Sgt Pepper didn’t squash any alternative realities: it gave musicians licence to think big in whatever way they fancied, and thousands of flowers thereby bloomed. I don’t know if the hype of the “best album ever” is sensible, either. But I do know that Sgt Pepper was considered pre-eminent for 20 years after its creation, before the long slipstream of punk rock saw it toppled. Its good name ought to be restored, and its 50th anniversary is as good an excuse as any.
Musicians and other counter-culturalists already had licence to do whatever they wanted before Sgt Pepper: they didn’t need it to operate as a kind of Ministry of Pop, dispensing permits for artistic experimentation. It was a glorious synthesis of ideas that were already in the air—“it was just as a group of people we were talking openly about new ideas and some of them filtered into society,” says McCartney. No wonder 20 years later people were tired of being told it was the well-spring of all creativity, the (very) high watermark, as if popular culture could only hope to imitate and worship from that moment on.
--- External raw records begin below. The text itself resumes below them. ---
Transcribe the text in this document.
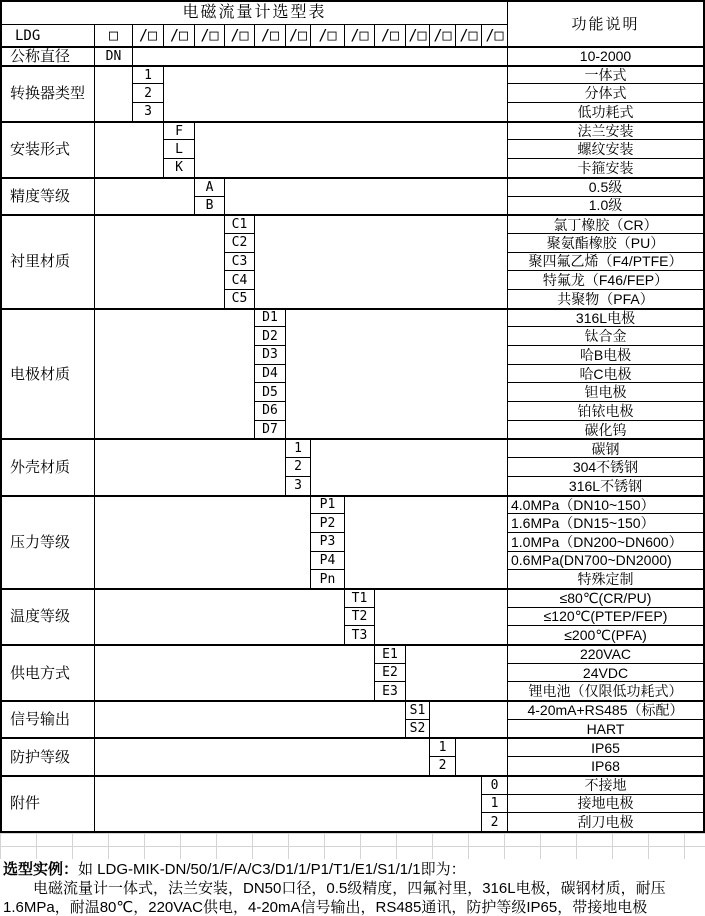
电磁流量计选型表
功能说明
LDG	□	/□ /□ /□ /□ /□ /□ /□ /□ /□ /□ /□ /□ /□
公称直径	DN	10-2000
转换器类型
1	一体式
2	分体式
3	低功耗式
安装形式
F	法兰安装
L	螺纹安装
K	卡箍安装
精度等级
A	0.5级
B	1.0级
衬里材质
C1	氯丁橡胶（CR）
C2	聚氨酯橡胶（PU）
C3	聚四氟乙烯（F4/PTFE）
C4	特氟龙（F46/FEP）
C5	共聚物（PFA）
电极材质
D1	316L电极
D2	钛合金
D3	哈B电极
D4	哈C电极
D5	钽电极
D6	铂铱电极
D7	碳化钨
外壳材质
1	碳钢
2	304不锈钢
3	316L不锈钢
压力等级
P1	4.0MPa（DN10~150）
P2	1.6MPa（DN15~150）
P3	1.0MPa（DN200~DN600）
P4	0.6MPa(DN700~DN2000)
Pn	特殊定制
温度等级
T1	≤80℃(CR/PU)
T2	≤120℃(PTEP/FEP)
T3	≤200℃(PFA)
供电方式
E1	220VAC
E2	24VDC
E3	锂电池（仅限低功耗式）
信号输出
S1	4-20mA+RS485（标配）
S2	HART
防护等级
1	IP65
2	IP68
附件
0	不接地
1	接地电极
2	刮刀电极
选型实例：如 LDG-MIK-DN/50/1/F/A/C3/D1/1/P1/T1/E1/S1/1/1即为：
电磁流量计一体式，法兰安装，DN50口径，0.5级精度，四氟衬里，316L电极，碳钢材质，耐压
1.6MPa，耐温80℃，220VAC供电，4-20mA信号输出，RS485通讯，防护等级IP65，带接地电极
For whether you were five or 15 at first hearing, Sgt Pepper is all about nostalgia: it’s built into the record, in the menacing Victoriana of “Being for the Benefit of Mr Kite!” in the military costuming, in the “act you’ve known for all these years” conceit, in the Alice in Wonderland nursery visions of “Lucy in the Sky with Diamonds.” For people who bought it on release, it’s a time-capsule; for those who came to it decades later, it’s a time-machine, a portal to an exotic world long held up as a great golden age.
Its 50th anniversary only exacerbates its curious tendency to make people look backwards, back to the good times that happened all those years ago and—it’s always implied—could never happen again. It’s a compelling fantasy but it’s also an ossified one, demanding the listener stop all the clocks on 1st June 1967.
Sgt Pepper is wonderful in many ways. As it says, “a splendid time is guaranteed for all”—but it’s a promise that can sound a little bit like a threat, a demand that all comply with its enforced cosmic jollity and bossy communal optimism. It’s uncomfortable with uncertainty, and while that bulletproof confidence makes it feel like a natural candidate for “Best Album Ever,” it might not even be the best album by the Beatles.